According to the World Health Organization, pneumonia is one of the most solvable problems in global health, and yet a child dies from the infection every 20 seconds. When correctly diagnosed, pneumonia can be treated with a 3- to 5-day course of antibiotics that costs just $0.40, states Save The Children.
But pneumonia often goes undiagnosed, or misdiagnosed, until it’s too late. Diagnostic equipment and doctors are scarce in many remote areas. In sub-Saharan Africa, more than 490,000 children under five died from the disease in 2015. Community health workers often lack training, and postnatal care is minimal at best. A team of recent engineering graduates has devised a way to use sensors, analytics, and Bluetooth technology to diagnose pneumonia.
A Wearable Medical Device
Graduates Olivia Koburongo, Besufekad Shifferaw, and Brian Turyabagye from Makere University, Uganda, set out to create a diagnostic tool after seeing the results of a missed pneumonia diagnosis; Ms. Koburongo lost her grandmother to the illness that doctors initially thought was malaria.
While not uncommon in the elderly, this illness affects children disproportionally. Globally, pneumonia claimed the lives of 920,126 children in 2015 alone.
“Many of those deaths are because of misdiagnosis,” says Turyabagye. “In the villages and remote areas, children get sick—and the first reaction is to treat them for malaria.
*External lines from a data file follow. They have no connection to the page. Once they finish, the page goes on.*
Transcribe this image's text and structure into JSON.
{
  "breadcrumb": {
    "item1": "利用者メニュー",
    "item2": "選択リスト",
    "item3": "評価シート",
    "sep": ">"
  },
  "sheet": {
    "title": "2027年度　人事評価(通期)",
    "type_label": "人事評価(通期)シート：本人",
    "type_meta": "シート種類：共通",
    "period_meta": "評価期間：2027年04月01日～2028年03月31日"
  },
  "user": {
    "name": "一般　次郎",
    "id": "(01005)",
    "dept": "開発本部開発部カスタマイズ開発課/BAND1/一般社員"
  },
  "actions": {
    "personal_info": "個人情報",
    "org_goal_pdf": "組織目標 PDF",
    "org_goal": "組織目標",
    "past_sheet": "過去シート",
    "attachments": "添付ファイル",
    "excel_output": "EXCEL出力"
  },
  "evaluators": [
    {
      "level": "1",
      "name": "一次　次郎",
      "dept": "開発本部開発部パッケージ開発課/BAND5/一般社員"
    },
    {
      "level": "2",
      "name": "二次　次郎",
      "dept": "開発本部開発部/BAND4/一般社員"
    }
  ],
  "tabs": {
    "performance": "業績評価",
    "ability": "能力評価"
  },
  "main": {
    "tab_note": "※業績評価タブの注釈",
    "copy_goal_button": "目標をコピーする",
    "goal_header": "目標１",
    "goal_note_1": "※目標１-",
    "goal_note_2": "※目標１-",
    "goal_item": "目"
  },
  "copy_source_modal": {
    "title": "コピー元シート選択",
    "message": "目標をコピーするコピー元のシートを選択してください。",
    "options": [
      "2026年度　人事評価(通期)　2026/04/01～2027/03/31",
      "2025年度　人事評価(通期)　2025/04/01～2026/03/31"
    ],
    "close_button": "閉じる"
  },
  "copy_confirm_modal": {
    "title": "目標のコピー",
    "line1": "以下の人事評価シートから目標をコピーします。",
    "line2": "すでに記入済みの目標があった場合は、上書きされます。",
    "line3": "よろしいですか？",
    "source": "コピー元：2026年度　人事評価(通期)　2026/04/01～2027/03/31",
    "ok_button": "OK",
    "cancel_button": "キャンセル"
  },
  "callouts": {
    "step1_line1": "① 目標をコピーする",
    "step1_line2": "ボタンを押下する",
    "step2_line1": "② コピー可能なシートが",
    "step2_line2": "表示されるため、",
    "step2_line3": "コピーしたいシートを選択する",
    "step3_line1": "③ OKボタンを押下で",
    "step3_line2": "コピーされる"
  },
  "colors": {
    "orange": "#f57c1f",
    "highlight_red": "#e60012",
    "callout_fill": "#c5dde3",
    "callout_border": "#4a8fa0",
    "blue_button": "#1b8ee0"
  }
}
Most people are aware of malaria, and the signs for malaria and pneumonia are very similar, so it is difficult for health professionals to differentiate.”
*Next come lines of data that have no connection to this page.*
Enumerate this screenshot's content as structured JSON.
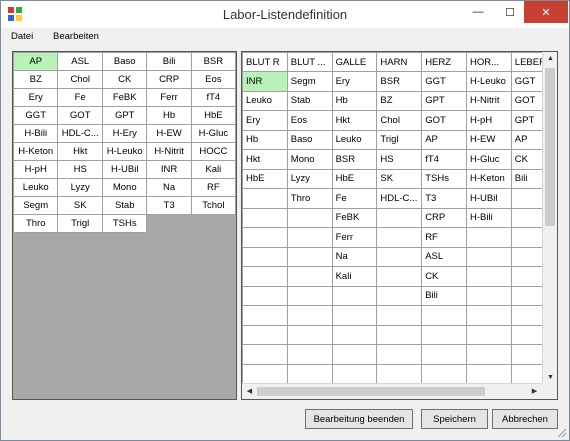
{
  "window": {
    "title": "Labor-Listendefinition",
    "min": "—",
    "max": "☐",
    "close": "✕"
  },
  "menu": [
    "Datei",
    "Bearbeiten"
  ],
  "left_grid": [
    [
      "AP",
      "ASL",
      "Baso",
      "Bili",
      "BSR"
    ],
    [
      "BZ",
      "Chol",
      "CK",
      "CRP",
      "Eos"
    ],
    [
      "Ery",
      "Fe",
      "FeBK",
      "Ferr",
      "fT4"
    ],
    [
      "GGT",
      "GOT",
      "GPT",
      "Hb",
      "HbE"
    ],
    [
      "H-Bili",
      "HDL-C...",
      "H-Ery",
      "H-EW",
      "H-Gluc"
    ],
    [
      "H-Keton",
      "Hkt",
      "H-Leuko",
      "H-Nitrit",
      "HOCC"
    ],
    [
      "H-pH",
      "HS",
      "H-UBil",
      "INR",
      "Kali"
    ],
    [
      "Leuko",
      "Lyzy",
      "Mono",
      "Na",
      "RF"
    ],
    [
      "Segm",
      "SK",
      "Stab",
      "T3",
      "Tchol"
    ],
    [
      "Thro",
      "Trigl",
      "TSHs",
      "",
      ""
    ]
  ],
  "right_columns": [
    "BLUT R",
    "BLUT ...",
    "GALLE",
    "HARN",
    "HERZ",
    "HOR...",
    "LEBER"
  ],
  "right_rows": [
    [
      "INR",
      "Segm",
      "Ery",
      "BSR",
      "GGT",
      "H-Leuko",
      "GGT"
    ],
    [
      "Leuko",
      "Stab",
      "Hb",
      "BZ",
      "GPT",
      "H-Nitrit",
      "GOT"
    ],
    [
      "Ery",
      "Eos",
      "Hkt",
      "Chol",
      "GOT",
      "H-pH",
      "GPT"
    ],
    [
      "Hb",
      "Baso",
      "Leuko",
      "Trigl",
      "AP",
      "H-EW",
      "AP"
    ],
    [
      "Hkt",
      "Mono",
      "BSR",
      "HS",
      "fT4",
      "H-Gluc",
      "CK"
    ],
    [
      "HbE",
      "Lyzy",
      "HbE",
      "SK",
      "TSHs",
      "H-Keton",
      "Bili"
    ],
    [
      "",
      "Thro",
      "Fe",
      "HDL-C...",
      "T3",
      "H-UBil",
      ""
    ],
    [
      "",
      "",
      "FeBK",
      "",
      "CRP",
      "H-Bili",
      ""
    ],
    [
      "",
      "",
      "Ferr",
      "",
      "RF",
      "",
      ""
    ],
    [
      "",
      "",
      "Na",
      "",
      "ASL",
      "",
      ""
    ],
    [
      "",
      "",
      "Kali",
      "",
      "CK",
      "",
      ""
    ],
    [
      "",
      "",
      "",
      "",
      "Bili",
      "",
      ""
    ],
    [
      "",
      "",
      "",
      "",
      "",
      "",
      ""
    ],
    [
      "",
      "",
      "",
      "",
      "",
      "",
      ""
    ],
    [
      "",
      "",
      "",
      "",
      "",
      "",
      ""
    ],
    [
      "",
      "",
      "",
      "",
      "",
      "",
      ""
    ]
  ],
  "buttons": {
    "finish": "Bearbeitung beenden",
    "save": "Speichern",
    "cancel": "Abbrechen"
  },
  "colors": {
    "selected_cell": "#b9f2b9",
    "close_button": "#c84031"
  }
}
The team designed a biomedical smart jacket that would analyze the patient’s temperature, breathing rate, and the wheezing sound in the lungs. Impressive technology, the jacket can diagnose pneumonia three to four times faster than a doctor. It can lessen the burden on medical professionals in a region that faces an extreme shortage of trained doctors.
The device is called MamaOpe, which means “mother’s hope.” It works like a wearable stethoscope, with precisely placed sensors. Since it doesn’t require a doctor to run the tests, it can be used at remote locations. MamaOpe connects to a mobile phone app via Bluetooth. The app records and analyzes the medical data, and then sends the results to a healthcare professional to make an informed diagnosis.
According to CNN, “It surveys specific points on the lungs for symptoms of pneumonia, characterized by a swelling of the lungs caused by infection.”
MamaOpe was developed through MATLAB a proprietary programming language and numerical computing engineering environment offered by mathematical computing software expert MathWorks.
“We use MATLAB signal analysis functions to analyze the data collected by the device. It helps filter and identify abnormal patterns,” explained Turyabagye. “The analysis determined parameters that were crucial to the project. These parameters guided the implementation stages, such as the design of the filter and amplifier circuits.”
This Wearable Medical Device Could Save Millions of Lives
“The problem we’re trying to solve is diagnosing pneumonia at an early stage before it gets severe and we’re also trying to solve the problem of not enough manpower in hospitals because currently we have a doctor to patient ratio which is one to 24,000 in the country,” said Koburongo.
The team is currently working to have the device certified in Uganda. Once certified by the regulatory authority, the team intends to produce and supply the jacket to countries in East Africa.
“Really, we are looking to help the next generation,” Turyabagye said. “Pneumonia has such a high rate in Uganda and our neighboring countries, if we were able to distribute in those countries we could save a lot of people.”